Who Are the Kofyar Today?
Ask around Plateau State and you’ll hear different names: Doemak, Kwalla, Mernyang, Bwall. These are the four main sub-groups of the Kofyar, all speaking dialects of the Pan language. Walk through Namu or Doemak and you’ll hear it in greetings, songs, jokes shared in the marketplace. It’s part of who they are one language, many voices.
Religion, too, has shifted. Once, the Kofyar’s spiritual world revolved around Moewoeng (or Moekwarkum), a supreme being who split existence into good and evil. Priests, diviners, and oracles stood as bridges between man and god, ancestor and living. Today, Christianity dominates. Churches dot the landscape, hymns mix with drums, and only a small number still keep traditional practices. Yet echoes remain: festivals, initiation rites, and sacred beliefs still weave through Christian practice, sometimes quietly, sometimes boldly.
And yes, the villages have changed. While many still hold on to the old stone walls and terraces as heritage, there are those who walk through Shendam or the Benue plains and live in concrete homes, send their children to school, work as teachers, business owners, engineers, and civil servants. Modernity has not erased them but expanded them. They are farmers, hunters, entrepreneurs, scholars. They are Plateau sons and daughters, rooted yet global.
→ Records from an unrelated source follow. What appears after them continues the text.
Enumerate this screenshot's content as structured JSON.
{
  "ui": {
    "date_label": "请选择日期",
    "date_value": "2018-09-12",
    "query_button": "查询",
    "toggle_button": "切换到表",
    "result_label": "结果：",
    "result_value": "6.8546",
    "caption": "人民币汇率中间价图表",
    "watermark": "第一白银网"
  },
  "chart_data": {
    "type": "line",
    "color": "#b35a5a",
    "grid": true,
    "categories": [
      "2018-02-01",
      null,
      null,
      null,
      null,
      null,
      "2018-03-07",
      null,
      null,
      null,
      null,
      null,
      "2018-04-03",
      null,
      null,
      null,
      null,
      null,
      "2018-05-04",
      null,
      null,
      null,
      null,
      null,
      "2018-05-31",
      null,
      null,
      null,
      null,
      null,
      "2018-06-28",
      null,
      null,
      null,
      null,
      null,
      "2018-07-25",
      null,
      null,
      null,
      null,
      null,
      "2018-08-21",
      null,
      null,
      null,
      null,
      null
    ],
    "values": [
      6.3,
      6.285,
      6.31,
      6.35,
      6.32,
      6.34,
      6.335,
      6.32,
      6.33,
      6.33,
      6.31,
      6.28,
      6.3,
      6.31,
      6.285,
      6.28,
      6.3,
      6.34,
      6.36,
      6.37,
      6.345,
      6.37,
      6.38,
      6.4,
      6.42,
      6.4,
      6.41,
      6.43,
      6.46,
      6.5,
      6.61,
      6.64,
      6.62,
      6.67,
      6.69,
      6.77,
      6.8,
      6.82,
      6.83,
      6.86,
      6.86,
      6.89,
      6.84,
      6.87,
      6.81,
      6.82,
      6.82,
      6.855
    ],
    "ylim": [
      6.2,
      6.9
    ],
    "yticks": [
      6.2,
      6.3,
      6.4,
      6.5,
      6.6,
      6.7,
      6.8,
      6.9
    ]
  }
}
So how would you know if you’ve met a Kofyar man or woman? By the pride. Ask them where they’re from, and they’ll tell you: from the hills, from the stones, from the people who made chiefs climb mountains.
Festivals That Breathe
Culture isn’t just what you inherit; it is what you celebrate; and for the Kofyar, festivals are where memory comes alive.
Ka Pang Mat Long (Mountain Climbing Festival): Every year in Namu, the climb still happens; not for chiefs alone, but for everyone. Before anyone ascends, they carry a prayer in their hearts: a job, a child, a healing, a hope. To climb is to petition the ancestors. It is both tradition and testimony.
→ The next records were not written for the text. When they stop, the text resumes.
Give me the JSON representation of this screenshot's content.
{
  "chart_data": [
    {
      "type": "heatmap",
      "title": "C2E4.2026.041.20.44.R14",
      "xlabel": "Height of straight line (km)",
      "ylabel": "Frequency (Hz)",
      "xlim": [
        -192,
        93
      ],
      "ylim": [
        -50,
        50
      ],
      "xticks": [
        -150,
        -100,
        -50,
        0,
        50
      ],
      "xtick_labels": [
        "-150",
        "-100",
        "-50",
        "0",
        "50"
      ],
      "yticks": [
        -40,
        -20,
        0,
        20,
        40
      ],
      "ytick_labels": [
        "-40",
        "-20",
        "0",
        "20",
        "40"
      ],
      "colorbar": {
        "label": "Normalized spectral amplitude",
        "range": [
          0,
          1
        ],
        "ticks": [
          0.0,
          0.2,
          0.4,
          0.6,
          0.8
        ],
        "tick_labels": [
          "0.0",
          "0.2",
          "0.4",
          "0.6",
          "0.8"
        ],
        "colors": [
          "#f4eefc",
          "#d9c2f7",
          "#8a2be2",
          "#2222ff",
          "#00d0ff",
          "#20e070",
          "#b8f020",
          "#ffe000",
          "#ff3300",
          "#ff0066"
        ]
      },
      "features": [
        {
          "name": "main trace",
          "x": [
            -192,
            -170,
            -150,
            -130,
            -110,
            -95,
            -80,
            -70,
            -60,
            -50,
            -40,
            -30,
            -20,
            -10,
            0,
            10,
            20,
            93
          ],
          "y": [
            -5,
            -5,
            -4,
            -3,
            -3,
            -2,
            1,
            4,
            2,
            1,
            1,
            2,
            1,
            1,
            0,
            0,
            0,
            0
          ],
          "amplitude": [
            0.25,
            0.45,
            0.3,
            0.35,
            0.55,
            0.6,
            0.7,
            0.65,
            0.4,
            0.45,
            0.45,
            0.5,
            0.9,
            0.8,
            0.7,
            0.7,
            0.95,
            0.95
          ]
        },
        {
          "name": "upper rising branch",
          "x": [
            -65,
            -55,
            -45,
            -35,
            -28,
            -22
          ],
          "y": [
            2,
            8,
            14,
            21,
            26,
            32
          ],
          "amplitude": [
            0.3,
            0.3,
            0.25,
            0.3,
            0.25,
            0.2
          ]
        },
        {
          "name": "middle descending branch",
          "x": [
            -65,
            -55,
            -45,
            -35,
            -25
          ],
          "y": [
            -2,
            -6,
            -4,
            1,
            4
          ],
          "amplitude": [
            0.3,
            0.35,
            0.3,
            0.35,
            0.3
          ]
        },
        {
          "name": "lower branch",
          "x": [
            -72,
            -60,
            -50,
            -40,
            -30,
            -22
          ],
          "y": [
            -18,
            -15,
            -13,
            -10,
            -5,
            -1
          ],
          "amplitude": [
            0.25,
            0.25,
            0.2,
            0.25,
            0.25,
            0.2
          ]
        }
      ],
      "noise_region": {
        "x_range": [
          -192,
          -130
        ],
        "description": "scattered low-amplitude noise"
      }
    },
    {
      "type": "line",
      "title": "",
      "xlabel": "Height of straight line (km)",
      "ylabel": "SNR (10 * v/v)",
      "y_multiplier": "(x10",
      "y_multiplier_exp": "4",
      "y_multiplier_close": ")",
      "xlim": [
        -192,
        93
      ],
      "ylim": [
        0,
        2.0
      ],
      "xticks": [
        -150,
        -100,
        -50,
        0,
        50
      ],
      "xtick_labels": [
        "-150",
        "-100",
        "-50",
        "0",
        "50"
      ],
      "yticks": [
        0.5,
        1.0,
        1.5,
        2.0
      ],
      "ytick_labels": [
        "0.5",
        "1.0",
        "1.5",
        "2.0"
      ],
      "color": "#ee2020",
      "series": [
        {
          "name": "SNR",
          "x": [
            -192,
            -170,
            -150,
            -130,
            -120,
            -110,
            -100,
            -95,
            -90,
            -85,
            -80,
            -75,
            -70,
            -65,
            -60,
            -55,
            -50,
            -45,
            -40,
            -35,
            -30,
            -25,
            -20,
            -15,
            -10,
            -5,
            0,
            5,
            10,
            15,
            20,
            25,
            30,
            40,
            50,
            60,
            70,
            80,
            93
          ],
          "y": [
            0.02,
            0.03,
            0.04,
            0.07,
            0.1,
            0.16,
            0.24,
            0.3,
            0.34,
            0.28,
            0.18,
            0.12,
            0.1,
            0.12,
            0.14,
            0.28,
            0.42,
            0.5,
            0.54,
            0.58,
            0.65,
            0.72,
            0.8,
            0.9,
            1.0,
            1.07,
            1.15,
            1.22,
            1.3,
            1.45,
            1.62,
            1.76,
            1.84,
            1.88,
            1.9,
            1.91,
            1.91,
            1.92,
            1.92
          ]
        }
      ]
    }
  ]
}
Koes (Wrestling): December belongs to wrestling. Villages gather, drums beat, young men lock arms and test their strength. It is more than a sport, it is honor. Whoever wins is celebrated across Kofyar land.
Feer (Horn Music): Horns sound during coronations, funerals, or heroic celebrations. Imagine a wall of sound, deep and raw, rising with chants and drums. It is music that doesn’t just entertain, a summoning of memory.
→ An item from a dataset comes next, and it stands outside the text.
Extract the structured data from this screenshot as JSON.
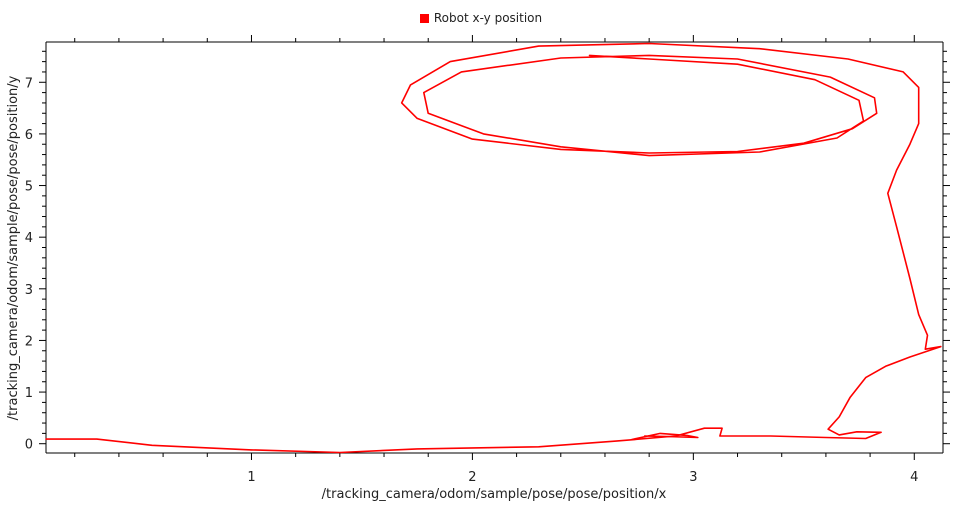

Social Dances (Gya Gaa, Gay Dajhang): Circles form, drums at the center, men and women chanting, shuffling in rhythm. If you’ve ever lost yourself in a beat, you would understand: it is not about steps, but about belonging.
Through these festivals, the Kofyar prove that culture is not a dead history but a living fire.
What the Mountain Still Teaches
The story of the chief on the mountain is not just about the past; it’s a mirror. It tells you that leadership is sacred, not casual. It tells you that survival is never just individual, because when the chief climbs, he carries his people with him. It tells you that culture, like a man on a mountain, survives only when it refuses to quit.
Today, the Kofyar are found in their ancestral hills of Qua’anPan Plateau State, as well as in the Benue Valley (where many have moved for productive farmland), and portions of Nasarawa State. Some individuals also reside in cities beyond their homeland, though their central cultural stronghold remains in the Plateau. Many live in modern houses, speak English as easily as Pan, and work jobs their ancestors couldn’t have imagined. Yet the mountain remains. Some traditions are symbolic now, some are remembered only in festivals, but they all whisper the same truth: this is who we are.
So the next time you see a mountain on Plateau soil, think of the Kofyar. Think of a man walking up alone, empty-handed, hungry and returning after seven days as chief. Think of stone houses still clinging to the hills, farmers carving terraces into slopes, dancers circling drums, wrestlers locking arms in December dust. Think of a people who refused to let their culture vanish, who carried it uphill and still carry it now.
Because the Kofyar story is not just theirs. It’s a reminder to us all: culture survives when people continue to reach for it.